I suggest you have a look at what temperatures bees need to draw wax, and then take your box of foundation off as the bees will do things to it you may not like.

I think it is too cold here in London too... I am hoping to getmine to draw new foundation at end of April.
I think then that I was being too hopeful with the recent good weather. Oh well at least I will be prepared when the right time comes!

Thanks for your replies.
Have added to one large colony (didn't realise it was too early ) and they have just begun to draw this week - the weather has JUST become spring like at last.
And I have seen more butterflies today than all of last year- 5 different types too -:)
Yes Heather but look where you are? by balmy Brighton which is not typical for most on here.

Did your temps dive today like mine?

No, still sunny and warm from 9:30- 4:30 - but early days- and it is due to change Friday, though Metcheck differs.....
Yes, rain warmer down here:).
Look on the bright side for oop North, PH- lots of holidaymakers staying in UK this year ??????
I was always advised that a contact feeder immediately above the new brood box with a thin syrup was best. Why necessitate the bees going out for water to thin the syrup down prior to making wax. Wax making usually occurs in the second two weeks of the bees life span so it is unlikely that you will have a sufficiency of bees to make any quantity of wax yet. Ie they would have to have been from eggs laid 5 weeks ago
Are you saying that only new bees make wax then?
Life Cycle of the Honeybee Apis mellifera

Written by Brian P. Dennis as lecture notes for beginners.

A colony of honeybees at the height of the summer contains <50,000 bees. There is one queen (female) capable of laying <2,000 eggs per day, several hundred drones (males), and workers (sterile females).

Both the workers and the queen develop from fertilised eggs (egg + sperm) and have 32 chromosomes. The queen is reared in a queen cell and receives a richer and more plentiful diet (royal jelly or brood food).
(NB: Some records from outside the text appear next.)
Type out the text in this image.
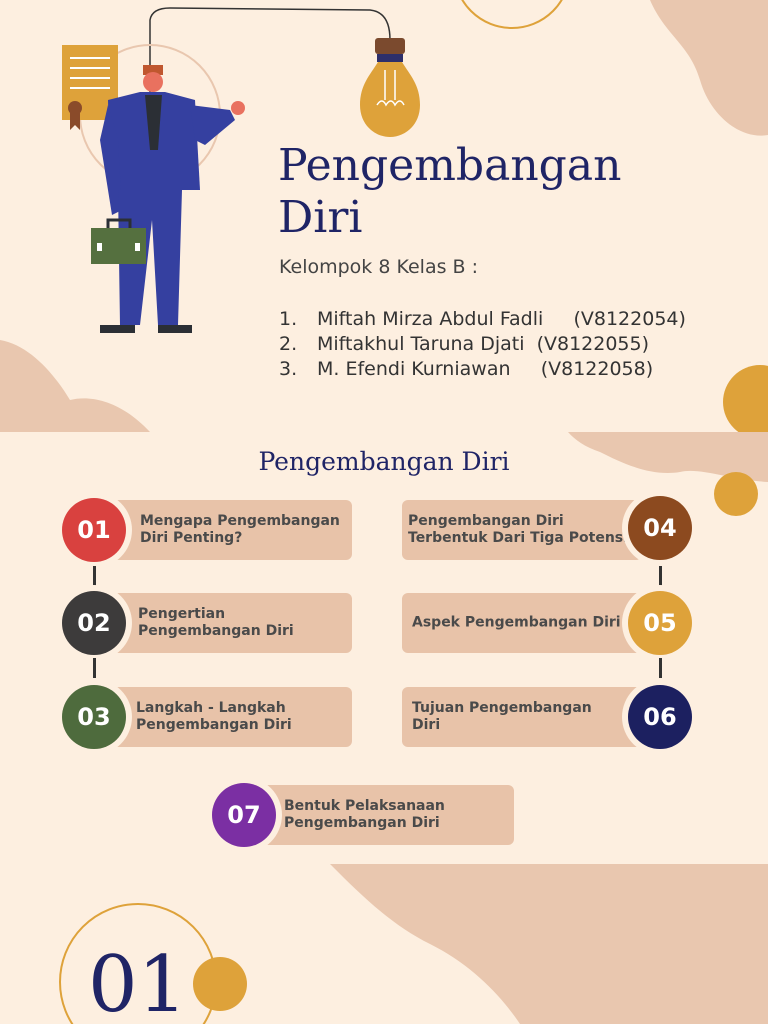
Pengembangan
Diri
Kelompok 8 Kelas B :
1.	Miftah Mirza Abdul Fadli     (V8122054)
2.	Miftakhul Taruna Djati  (V8122055)
3.	M. Efendi Kurniawan     (V8122058)
Pengembangan Diri
Mengapa Pengembangan Diri Penting?
01
Pengertian Pengembangan Diri
02
Langkah - Langkah Pengembangan Diri
03
Pengembangan Diri Terbentuk Dari Tiga Potensi 04
Aspek Pengembangan Diri 05
Tujuan Pengembangan Diri	06
Bentuk Pelaksanaan Pengembangan Diri
07
01
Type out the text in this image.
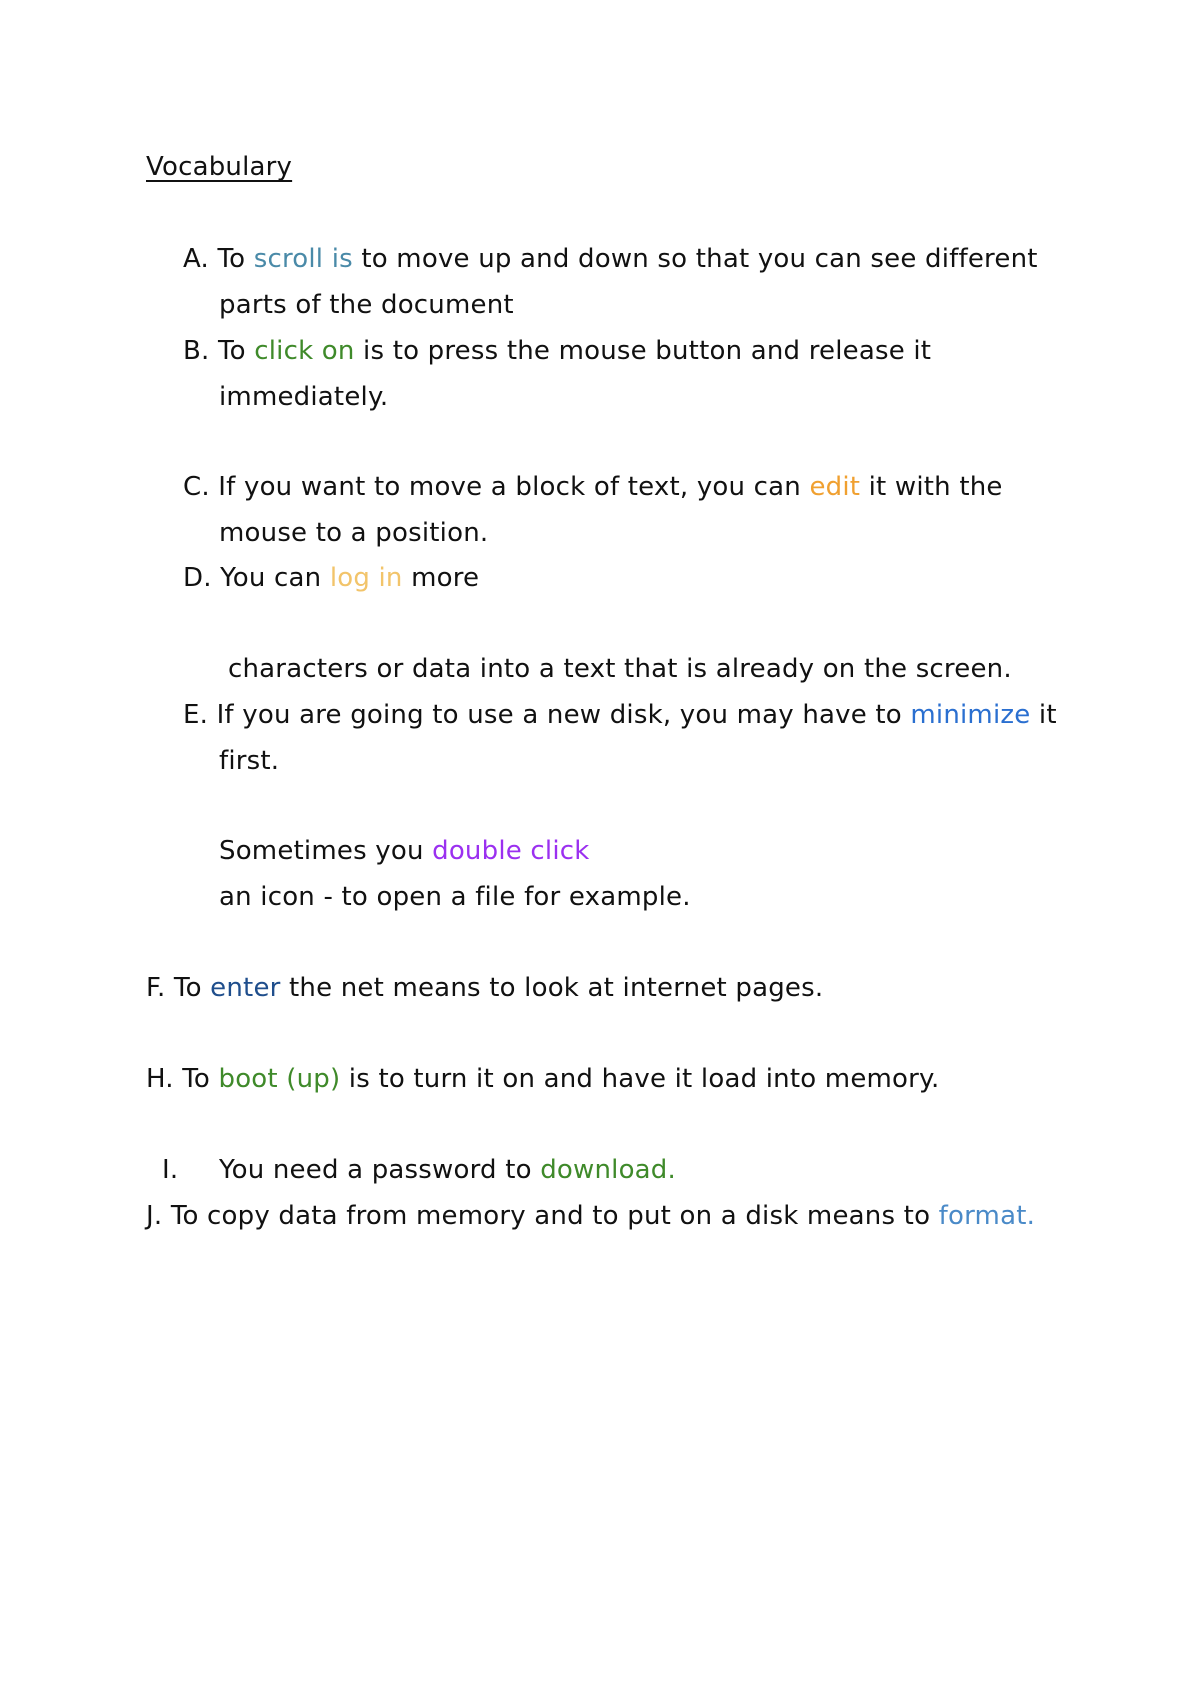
Vocabulary
A. To scroll is to move up and down so that you can see different
parts of the document
B. To click on is to press the mouse button and release it
immediately.
C. If you want to move a block of text, you can edit it with the
mouse to a position.
D. You can log in more
characters or data into a text that is already on the screen.
E. If you are going to use a new disk, you may have to minimize it
first.
Sometimes you double click
an icon - to open a file for example.
F. To enter the net means to look at internet pages.
H. To boot (up) is to turn it on and have it load into memory.
I. You need a password to download.
J. To copy data from memory and to put on a disk means to format.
The workers are all potential queens - it is the feeding that makes the difference (workers have rudimentary ovaries and may become laying workers producing drones).
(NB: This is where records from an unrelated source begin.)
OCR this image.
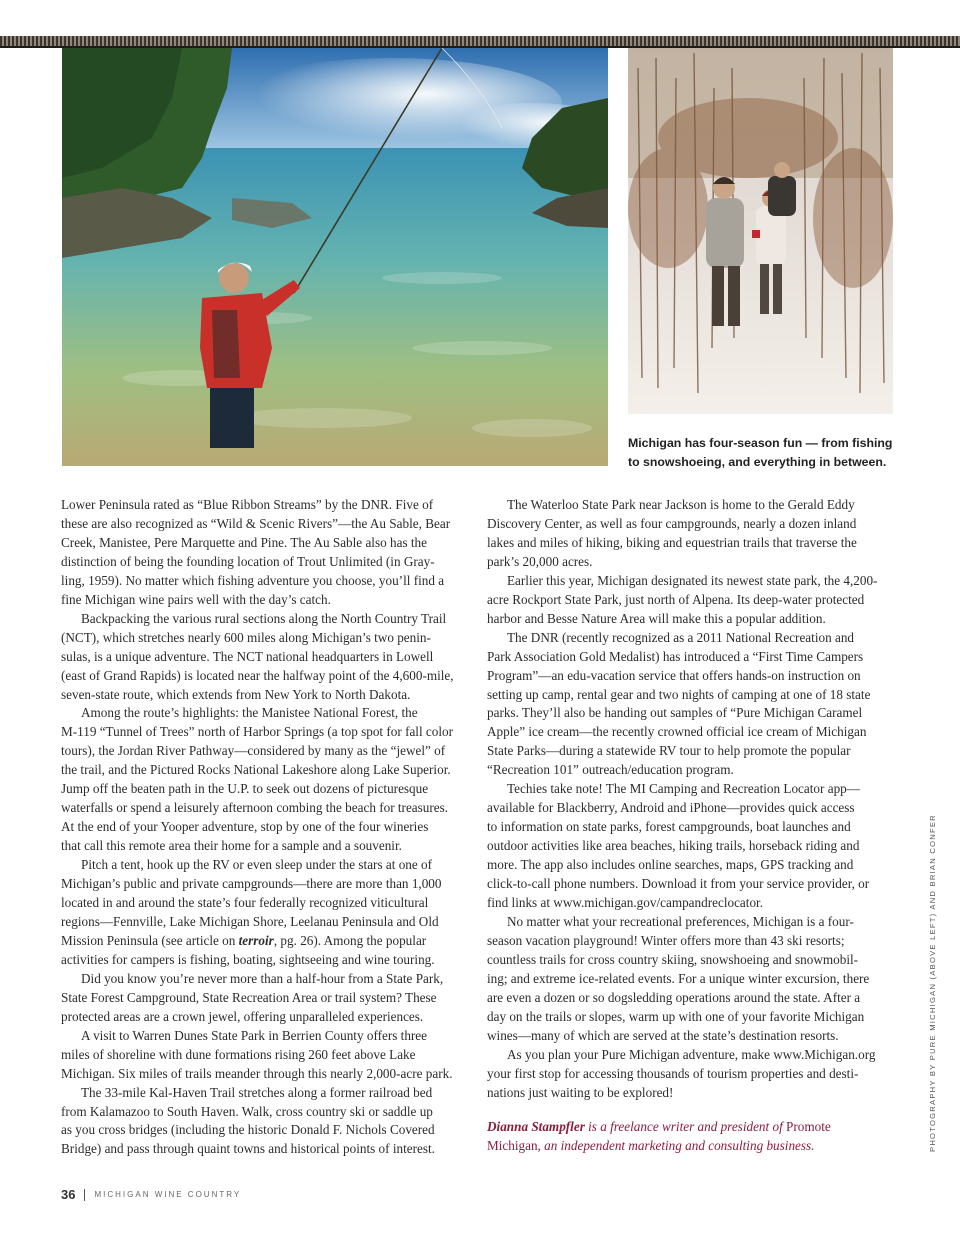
Michigan has four-season fun — from fishing
to snowshoeing, and everything in between.
Lower Peninsula rated as “Blue Ribbon Streams” by the DNR. Five of
these are also recognized as “Wild & Scenic Rivers”—the Au Sable, Bear
Creek, Manistee, Pere Marquette and Pine. The Au Sable also has the
distinction of being the founding location of Trout Unlimited (in Gray-
ling, 1959). No matter which fishing adventure you choose, you’ll find a
fine Michigan wine pairs well with the day’s catch.
Backpacking the various rural sections along the North Country Trail
(NCT), which stretches nearly 600 miles along Michigan’s two penin-
sulas, is a unique adventure. The NCT national headquarters in Lowell
(east of Grand Rapids) is located near the halfway point of the 4,600-mile,
seven-state route, which extends from New York to North Dakota.
Among the route’s highlights: the Manistee National Forest, the
M-119 “Tunnel of Trees” north of Harbor Springs (a top spot for fall color
tours), the Jordan River Pathway—considered by many as the “jewel” of
the trail, and the Pictured Rocks National Lakeshore along Lake Superior.
Jump off the beaten path in the U.P. to seek out dozens of picturesque
waterfalls or spend a leisurely afternoon combing the beach for treasures.
At the end of your Yooper adventure, stop by one of the four wineries
that call this remote area their home for a sample and a souvenir.
Pitch a tent, hook up the RV or even sleep under the stars at one of
Michigan’s public and private campgrounds—there are more than 1,000
located in and around the state’s four federally recognized viticultural
regions—Fennville, Lake Michigan Shore, Leelanau Peninsula and Old
Mission Peninsula (see article on terroir, pg. 26). Among the popular
activities for campers is fishing, boating, sightseeing and wine touring.
Did you know you’re never more than a half-hour from a State Park,
State Forest Campground, State Recreation Area or trail system? These
protected areas are a crown jewel, offering unparalleled experiences.
A visit to Warren Dunes State Park in Berrien County offers three
miles of shoreline with dune formations rising 260 feet above Lake
Michigan. Six miles of trails meander through this nearly 2,000-acre park.
The 33-mile Kal-Haven Trail stretches along a former railroad bed
from Kalamazoo to South Haven. Walk, cross country ski or saddle up
as you cross bridges (including the historic Donald F. Nichols Covered
Bridge) and pass through quaint towns and historical points of interest.
The Waterloo State Park near Jackson is home to the Gerald Eddy
Discovery Center, as well as four campgrounds, nearly a dozen inland
lakes and miles of hiking, biking and equestrian trails that traverse the
park’s 20,000 acres.
Earlier this year, Michigan designated its newest state park, the 4,200-
acre Rockport State Park, just north of Alpena. Its deep-water protected
harbor and Besse Nature Area will make this a popular addition.
The DNR (recently recognized as a 2011 National Recreation and
Park Association Gold Medalist) has introduced a “First Time Campers
Program”—an edu-vacation service that offers hands-on instruction on
setting up camp, rental gear and two nights of camping at one of 18 state
parks. They’ll also be handing out samples of “Pure Michigan Caramel
Apple” ice cream—the recently crowned official ice cream of Michigan
State Parks—during a statewide RV tour to help promote the popular
“Recreation 101” outreach/education program.
Techies take note! The MI Camping and Recreation Locator app—
available for Blackberry, Android and iPhone—provides quick access
to information on state parks, forest campgrounds, boat launches and
outdoor activities like area beaches, hiking trails, horseback riding and
more. The app also includes online searches, maps, GPS tracking and
click-to-call phone numbers. Download it from your service provider, or
find links at www.michigan.gov/campandreclocator.
No matter what your recreational preferences, Michigan is a four-
season vacation playground! Winter offers more than 43 ski resorts;
countless trails for cross country skiing, snowshoeing and snowmobil-
ing; and extreme ice-related events. For a unique winter excursion, there
are even a dozen or so dogsledding operations around the state. After a
day on the trails or slopes, warm up with one of your favorite Michigan
wines—many of which are served at the state’s destination resorts.
As you plan your Pure Michigan adventure, make www.Michigan.org
your first stop for accessing thousands of tourism properties and desti-
nations just waiting to be explored!
Dianna Stampfler is a freelance writer and president of Promote
Michigan, an independent marketing and consulting business.	PHOTOGRAPHY BY PURE MICHIGAN (ABOVE LEFT) AND BRIAN CONFER
36 MICHIGAN WINE COUNTRY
The drones develop from unfertilised eggs and have 16 chromosomes. A drone has a mother but does not have a father - but he does have a grandmother & a grandfather!
Stages in Life Cycle
Worker Queen Drone
Open Cell:
Egg 3 days 3 days 3 days
Larva (4 moults) 5 days 5 days 7 days
Sealed Cell:
Larva/Pro-pupa (1 moult) 3 days 2 days 4 days
Pupa (1 moult) 10 days 6 days 10 days
From egg to emergence:
21 days 16 days 24 days
After emergence:
Summer bee 6 weeks c. 3 years c. 4 months*
Winter bee c. 6 months ditto --------------*

*Drones that mate die - drones are killed by the workers in the autumn.

Day 1. Queen measures size of cell to determine whether it is a drone or a worker cell. Egg vertical, parallel to cell walls.

Day 2. Egg at 45 deg.

Day 3. Egg horizontal, laying on the bottom of the cell - hatches.

Day 4 - 8. Larva fed by workers, grows, moults every 24 hours, eventually fills cell - cell sealed.

Day 8 - 21. Excretes. Stretches head outwards and spins a cocoon - pupa develops after 5th moult (3 days after sealing) - colour slowly changes from white. 6th moult occurs just before emergence.
Functions of the worker

Day 1 - 3. Cell cleaning & brood incubation.

Day 4 - 6. Feeding older larvae (honey + pollen).

Day 7 - 12. Feeding young larvae (brood food).

Day 13 - 18. Processing nectar into honey (water evaporation), wax making, pollen packing.

Day 19 - 21. Guarding and orientation flights.

Day 21 - 6th week. Foraging for nectar, pollen, water & propolis.

Bees often do nothing! Duties depend on the maturity of the brood glands, wax glands (day 12) & sting gland (day 18) - bees can revert to earlier duties if required. Other duties included ventilation, humidity and temperature control.

Day 13 - 18. Processing nectar into honey (water evaporation), wax making, pollen packing.


I think I read once that older bees can also return to wax making if 2 week old bees are in short supply,can anyone confirm this ?
If we look a swarm with virging queen and mating is late, it would take 5 weeks before the new bees start to emerge. Then it takes 2 weeks that new bees make wax. We see that bees over 7 weeks handle wax works.